Once the sun disappeared over the high banks it got dark pretty quickly at the track and the signal was given by the stewards for drivers to turn on their lights. Soon after the third place Andretti/Merzario Ferrari 512S was black-flagged for faulty tail lights. A quick pit stop corrected the problem and Andretti was back in the race in short order only to be black-flagged again after several laps for the same problem. A more thorough repair was done when he pitted but precious time was lost.
It was at this point that people noticed the Siffert/Redman crew looking at their stop watches and looking intently down the track toward the pit entrance. One crew member even walked across pit lane to the grass area next to the lane to get a better view of the pit entrance. It was obvious that Brian Redman in the leading Gulf 917K was overdue. Finally the car was spotted slowly coming along the grass near the bottom of the high banks and then down pit lane. It was apparent that the car had suffered a tire puncture and the tire was beginning to shred. While the Siffert/Redman crew bent to the task of changing the tires it was noticed that the shredded tire had damaged a brake line and they immediately went to work to repair it. They also had to do a minor repair to one of the headlights which had come loose.
The headlight problem would resurface again on this car and the other team 917K. The cause was traced to the fact that Friday afternoon the Cibie units were swapped out in favor of Marchal and the lights kept popping out of their mountings. After 17 minutes in the pits the Siffert/Redman 917K reentered the race but in 8th place.
The stop for repairs allowed the #2 Rodriguez/Kinnunen Porsche to assume the lead but once those repairs were complete the #1 Siffert/Redman 917K quickly began to catch up to the leading car with Jo Siffert turning in some very quick laps and by 8:30 p.m. were in second place and gaining.
After almost six hours of racing the two JWA Gulf Porsches were 1-2 with the Andretti/Ickx Ferrari in third. Arturo Merzario had started the race as Andretti’s co-driver but when Ickx’s car retired he was assigned to drive the third place Ferrari with Andretti. Swapping a driver in the middle of a race was not unknown and before the checkered flag fell another leading driver would also be replaced. The Gurney/Parsons 512S was in fourth and the Ahrens/Elford Salzburg 917K in 5th position.

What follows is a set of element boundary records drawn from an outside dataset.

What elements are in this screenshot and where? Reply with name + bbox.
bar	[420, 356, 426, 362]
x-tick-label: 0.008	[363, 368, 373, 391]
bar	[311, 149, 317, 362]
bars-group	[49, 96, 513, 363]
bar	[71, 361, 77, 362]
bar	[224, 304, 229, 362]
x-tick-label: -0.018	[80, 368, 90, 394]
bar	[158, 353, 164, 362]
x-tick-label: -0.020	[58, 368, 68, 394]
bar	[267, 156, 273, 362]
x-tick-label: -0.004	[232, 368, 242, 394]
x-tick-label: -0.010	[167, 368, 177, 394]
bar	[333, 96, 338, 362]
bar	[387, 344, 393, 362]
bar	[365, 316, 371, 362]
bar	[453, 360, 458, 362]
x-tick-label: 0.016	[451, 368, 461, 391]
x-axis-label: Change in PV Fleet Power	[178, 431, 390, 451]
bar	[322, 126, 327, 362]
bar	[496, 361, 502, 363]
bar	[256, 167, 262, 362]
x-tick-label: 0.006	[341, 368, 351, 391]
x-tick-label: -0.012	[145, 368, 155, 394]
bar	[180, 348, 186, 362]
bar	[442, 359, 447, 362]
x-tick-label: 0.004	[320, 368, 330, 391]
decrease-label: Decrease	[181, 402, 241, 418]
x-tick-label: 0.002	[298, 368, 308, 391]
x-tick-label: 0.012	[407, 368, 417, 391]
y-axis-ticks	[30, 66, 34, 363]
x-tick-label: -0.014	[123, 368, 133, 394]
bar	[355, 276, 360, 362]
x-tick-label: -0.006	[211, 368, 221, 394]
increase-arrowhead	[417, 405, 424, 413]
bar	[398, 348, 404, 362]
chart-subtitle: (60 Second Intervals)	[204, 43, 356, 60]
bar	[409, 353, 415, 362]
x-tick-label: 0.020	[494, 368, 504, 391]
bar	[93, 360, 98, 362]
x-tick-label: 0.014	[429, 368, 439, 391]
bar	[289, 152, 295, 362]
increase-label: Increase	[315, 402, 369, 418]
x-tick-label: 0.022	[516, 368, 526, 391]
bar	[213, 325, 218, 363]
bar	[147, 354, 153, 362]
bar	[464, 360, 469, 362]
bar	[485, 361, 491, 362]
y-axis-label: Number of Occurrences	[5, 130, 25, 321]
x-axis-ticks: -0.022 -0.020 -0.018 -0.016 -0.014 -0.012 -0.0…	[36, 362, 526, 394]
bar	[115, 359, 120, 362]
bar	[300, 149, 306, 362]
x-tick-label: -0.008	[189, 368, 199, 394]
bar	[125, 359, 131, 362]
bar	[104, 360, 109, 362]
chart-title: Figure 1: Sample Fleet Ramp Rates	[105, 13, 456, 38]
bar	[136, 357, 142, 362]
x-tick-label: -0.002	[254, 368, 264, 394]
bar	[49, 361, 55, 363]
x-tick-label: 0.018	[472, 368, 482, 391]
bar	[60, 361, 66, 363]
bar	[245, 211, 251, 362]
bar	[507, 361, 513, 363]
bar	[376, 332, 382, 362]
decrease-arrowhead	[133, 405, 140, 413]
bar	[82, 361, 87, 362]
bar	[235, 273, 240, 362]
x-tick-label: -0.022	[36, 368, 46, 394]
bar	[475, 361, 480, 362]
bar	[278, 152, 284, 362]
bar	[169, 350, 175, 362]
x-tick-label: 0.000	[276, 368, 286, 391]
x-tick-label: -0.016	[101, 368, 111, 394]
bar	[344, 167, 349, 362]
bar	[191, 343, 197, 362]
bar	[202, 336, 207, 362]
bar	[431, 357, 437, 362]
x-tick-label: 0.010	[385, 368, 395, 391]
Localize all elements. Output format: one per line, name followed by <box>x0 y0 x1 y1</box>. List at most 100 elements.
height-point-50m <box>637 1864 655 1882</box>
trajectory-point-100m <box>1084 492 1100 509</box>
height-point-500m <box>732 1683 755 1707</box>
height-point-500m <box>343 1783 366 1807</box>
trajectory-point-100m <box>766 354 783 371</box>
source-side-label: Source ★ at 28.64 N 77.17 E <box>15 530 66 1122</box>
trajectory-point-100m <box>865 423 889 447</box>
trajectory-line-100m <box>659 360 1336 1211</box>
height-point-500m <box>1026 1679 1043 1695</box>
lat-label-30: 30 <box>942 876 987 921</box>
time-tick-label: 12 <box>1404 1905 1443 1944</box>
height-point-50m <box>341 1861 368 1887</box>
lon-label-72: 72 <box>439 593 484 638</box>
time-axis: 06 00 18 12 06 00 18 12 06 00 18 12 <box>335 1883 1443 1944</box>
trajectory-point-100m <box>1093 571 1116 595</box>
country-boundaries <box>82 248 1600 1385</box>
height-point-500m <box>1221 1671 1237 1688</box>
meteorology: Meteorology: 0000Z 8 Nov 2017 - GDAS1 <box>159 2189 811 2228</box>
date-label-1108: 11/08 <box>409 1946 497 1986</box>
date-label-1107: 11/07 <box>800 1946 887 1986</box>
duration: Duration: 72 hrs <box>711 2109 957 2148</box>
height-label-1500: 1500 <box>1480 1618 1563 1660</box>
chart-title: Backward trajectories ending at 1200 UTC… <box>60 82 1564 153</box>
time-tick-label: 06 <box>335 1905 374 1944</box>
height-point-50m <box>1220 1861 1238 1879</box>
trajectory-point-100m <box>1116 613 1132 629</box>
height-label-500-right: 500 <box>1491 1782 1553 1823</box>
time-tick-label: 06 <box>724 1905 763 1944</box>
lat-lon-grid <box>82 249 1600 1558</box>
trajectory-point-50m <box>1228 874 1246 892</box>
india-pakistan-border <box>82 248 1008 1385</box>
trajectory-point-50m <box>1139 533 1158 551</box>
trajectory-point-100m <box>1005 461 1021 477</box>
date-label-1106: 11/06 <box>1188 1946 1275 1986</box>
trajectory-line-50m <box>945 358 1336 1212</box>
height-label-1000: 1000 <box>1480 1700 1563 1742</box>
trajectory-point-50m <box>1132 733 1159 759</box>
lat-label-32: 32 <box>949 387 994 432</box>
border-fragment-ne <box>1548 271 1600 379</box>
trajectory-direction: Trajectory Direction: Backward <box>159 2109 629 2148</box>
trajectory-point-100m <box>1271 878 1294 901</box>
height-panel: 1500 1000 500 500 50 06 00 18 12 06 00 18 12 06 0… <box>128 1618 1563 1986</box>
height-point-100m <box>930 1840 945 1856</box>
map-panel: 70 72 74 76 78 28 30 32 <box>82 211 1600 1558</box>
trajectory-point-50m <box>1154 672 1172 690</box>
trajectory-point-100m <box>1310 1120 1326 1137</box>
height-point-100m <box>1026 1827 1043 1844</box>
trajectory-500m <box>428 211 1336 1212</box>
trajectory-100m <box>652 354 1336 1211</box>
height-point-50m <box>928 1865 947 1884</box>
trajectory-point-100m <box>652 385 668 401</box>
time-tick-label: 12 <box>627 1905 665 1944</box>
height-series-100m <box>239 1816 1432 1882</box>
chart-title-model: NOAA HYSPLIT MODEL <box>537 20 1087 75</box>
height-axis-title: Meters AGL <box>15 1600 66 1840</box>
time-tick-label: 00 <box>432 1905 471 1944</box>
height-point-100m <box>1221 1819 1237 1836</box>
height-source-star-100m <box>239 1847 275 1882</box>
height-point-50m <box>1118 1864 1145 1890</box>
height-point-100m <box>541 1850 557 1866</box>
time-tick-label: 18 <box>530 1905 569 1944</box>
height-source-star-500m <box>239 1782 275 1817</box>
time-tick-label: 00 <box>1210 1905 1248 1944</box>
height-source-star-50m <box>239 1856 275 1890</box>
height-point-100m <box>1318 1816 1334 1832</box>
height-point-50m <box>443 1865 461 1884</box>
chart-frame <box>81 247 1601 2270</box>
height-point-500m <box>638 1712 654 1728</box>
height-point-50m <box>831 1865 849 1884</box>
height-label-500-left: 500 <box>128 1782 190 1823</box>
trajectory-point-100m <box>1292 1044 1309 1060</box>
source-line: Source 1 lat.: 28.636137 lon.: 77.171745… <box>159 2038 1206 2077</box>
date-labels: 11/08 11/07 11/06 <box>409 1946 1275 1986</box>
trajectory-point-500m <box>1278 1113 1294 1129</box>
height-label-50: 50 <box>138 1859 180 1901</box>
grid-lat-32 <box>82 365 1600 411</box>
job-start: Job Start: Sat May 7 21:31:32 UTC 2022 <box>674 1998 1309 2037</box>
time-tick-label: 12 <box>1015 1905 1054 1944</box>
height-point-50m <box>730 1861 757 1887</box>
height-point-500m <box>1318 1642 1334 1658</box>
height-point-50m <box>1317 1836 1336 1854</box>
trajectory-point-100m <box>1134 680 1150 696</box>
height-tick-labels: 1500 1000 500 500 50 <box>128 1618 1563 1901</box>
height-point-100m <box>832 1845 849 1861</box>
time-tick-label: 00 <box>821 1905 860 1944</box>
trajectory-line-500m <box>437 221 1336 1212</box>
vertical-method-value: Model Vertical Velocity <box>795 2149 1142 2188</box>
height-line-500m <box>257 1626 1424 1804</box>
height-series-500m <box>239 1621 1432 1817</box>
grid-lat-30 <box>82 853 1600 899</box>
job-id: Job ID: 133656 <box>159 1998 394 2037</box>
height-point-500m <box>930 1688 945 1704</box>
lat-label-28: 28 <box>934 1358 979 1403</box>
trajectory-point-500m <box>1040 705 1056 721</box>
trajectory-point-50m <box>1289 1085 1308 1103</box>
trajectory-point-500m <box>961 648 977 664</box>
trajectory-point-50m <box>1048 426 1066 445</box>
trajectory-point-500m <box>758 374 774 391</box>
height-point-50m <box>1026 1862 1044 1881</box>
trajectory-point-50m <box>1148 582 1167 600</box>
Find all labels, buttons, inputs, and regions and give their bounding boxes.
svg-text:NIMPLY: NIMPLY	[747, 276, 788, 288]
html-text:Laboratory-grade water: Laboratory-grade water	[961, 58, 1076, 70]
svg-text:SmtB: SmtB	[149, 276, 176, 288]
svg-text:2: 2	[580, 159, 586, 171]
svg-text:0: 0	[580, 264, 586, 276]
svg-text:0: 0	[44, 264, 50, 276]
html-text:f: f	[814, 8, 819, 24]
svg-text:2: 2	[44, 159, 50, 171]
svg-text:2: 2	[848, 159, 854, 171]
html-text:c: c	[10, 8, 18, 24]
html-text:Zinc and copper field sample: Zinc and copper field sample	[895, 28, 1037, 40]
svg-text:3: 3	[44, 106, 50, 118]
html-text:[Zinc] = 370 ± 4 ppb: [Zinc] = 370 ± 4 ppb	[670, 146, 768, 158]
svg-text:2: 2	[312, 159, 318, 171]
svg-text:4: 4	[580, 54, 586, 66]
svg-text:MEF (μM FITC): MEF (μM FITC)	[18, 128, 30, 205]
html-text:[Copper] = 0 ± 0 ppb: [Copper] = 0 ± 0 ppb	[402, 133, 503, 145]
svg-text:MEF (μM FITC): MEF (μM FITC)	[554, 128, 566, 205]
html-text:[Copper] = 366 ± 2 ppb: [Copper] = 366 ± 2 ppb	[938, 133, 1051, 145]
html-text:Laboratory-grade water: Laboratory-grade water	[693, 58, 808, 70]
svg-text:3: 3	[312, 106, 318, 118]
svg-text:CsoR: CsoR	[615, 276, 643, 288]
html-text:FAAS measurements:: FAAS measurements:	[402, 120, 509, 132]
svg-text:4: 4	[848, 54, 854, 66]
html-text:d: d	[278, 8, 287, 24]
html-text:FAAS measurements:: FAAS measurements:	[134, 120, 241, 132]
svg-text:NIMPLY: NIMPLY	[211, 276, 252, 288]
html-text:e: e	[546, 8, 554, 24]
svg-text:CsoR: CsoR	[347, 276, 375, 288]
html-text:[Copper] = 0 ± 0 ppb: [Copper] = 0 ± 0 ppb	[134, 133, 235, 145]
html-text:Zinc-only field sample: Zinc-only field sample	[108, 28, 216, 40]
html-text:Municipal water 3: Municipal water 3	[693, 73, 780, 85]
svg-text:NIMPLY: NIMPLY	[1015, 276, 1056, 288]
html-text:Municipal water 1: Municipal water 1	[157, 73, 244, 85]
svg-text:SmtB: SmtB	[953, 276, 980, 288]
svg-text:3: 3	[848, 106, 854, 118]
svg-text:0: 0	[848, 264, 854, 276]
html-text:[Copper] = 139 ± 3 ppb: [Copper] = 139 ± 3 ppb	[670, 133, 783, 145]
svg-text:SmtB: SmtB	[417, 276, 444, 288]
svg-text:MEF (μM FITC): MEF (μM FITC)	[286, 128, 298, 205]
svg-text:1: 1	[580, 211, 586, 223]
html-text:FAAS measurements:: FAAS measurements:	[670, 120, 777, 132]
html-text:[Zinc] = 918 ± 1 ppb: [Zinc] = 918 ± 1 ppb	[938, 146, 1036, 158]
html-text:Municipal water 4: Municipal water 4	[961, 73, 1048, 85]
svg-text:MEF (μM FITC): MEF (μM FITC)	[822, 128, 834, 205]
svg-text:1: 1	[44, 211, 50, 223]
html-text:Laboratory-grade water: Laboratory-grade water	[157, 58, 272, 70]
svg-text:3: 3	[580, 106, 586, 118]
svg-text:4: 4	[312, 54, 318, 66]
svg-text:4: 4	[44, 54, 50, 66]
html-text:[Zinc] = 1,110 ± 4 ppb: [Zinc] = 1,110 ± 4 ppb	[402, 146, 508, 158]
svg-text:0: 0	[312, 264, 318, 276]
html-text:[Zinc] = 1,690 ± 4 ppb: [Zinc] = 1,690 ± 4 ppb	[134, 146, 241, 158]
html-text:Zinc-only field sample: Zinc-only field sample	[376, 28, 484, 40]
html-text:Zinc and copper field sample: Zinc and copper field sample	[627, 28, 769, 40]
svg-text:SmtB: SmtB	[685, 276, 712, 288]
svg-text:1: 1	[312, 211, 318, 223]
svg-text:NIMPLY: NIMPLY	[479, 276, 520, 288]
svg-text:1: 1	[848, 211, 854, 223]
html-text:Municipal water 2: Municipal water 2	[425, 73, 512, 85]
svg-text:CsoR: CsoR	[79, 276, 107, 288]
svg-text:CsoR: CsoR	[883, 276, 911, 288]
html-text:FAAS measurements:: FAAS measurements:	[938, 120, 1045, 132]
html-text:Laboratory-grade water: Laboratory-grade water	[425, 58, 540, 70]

The Brabham/Cevert Matra 650 was now in 6th but both team cars were suffering from broken rotor arms and the Beltoise/Pescarolo Matra 650 already had to have their distributor replaced. By the end of the race the Matra crews would use up their entire supply of eight replacement rotor arms and even resorted to gluing the broken parts together to keep their cars in the race.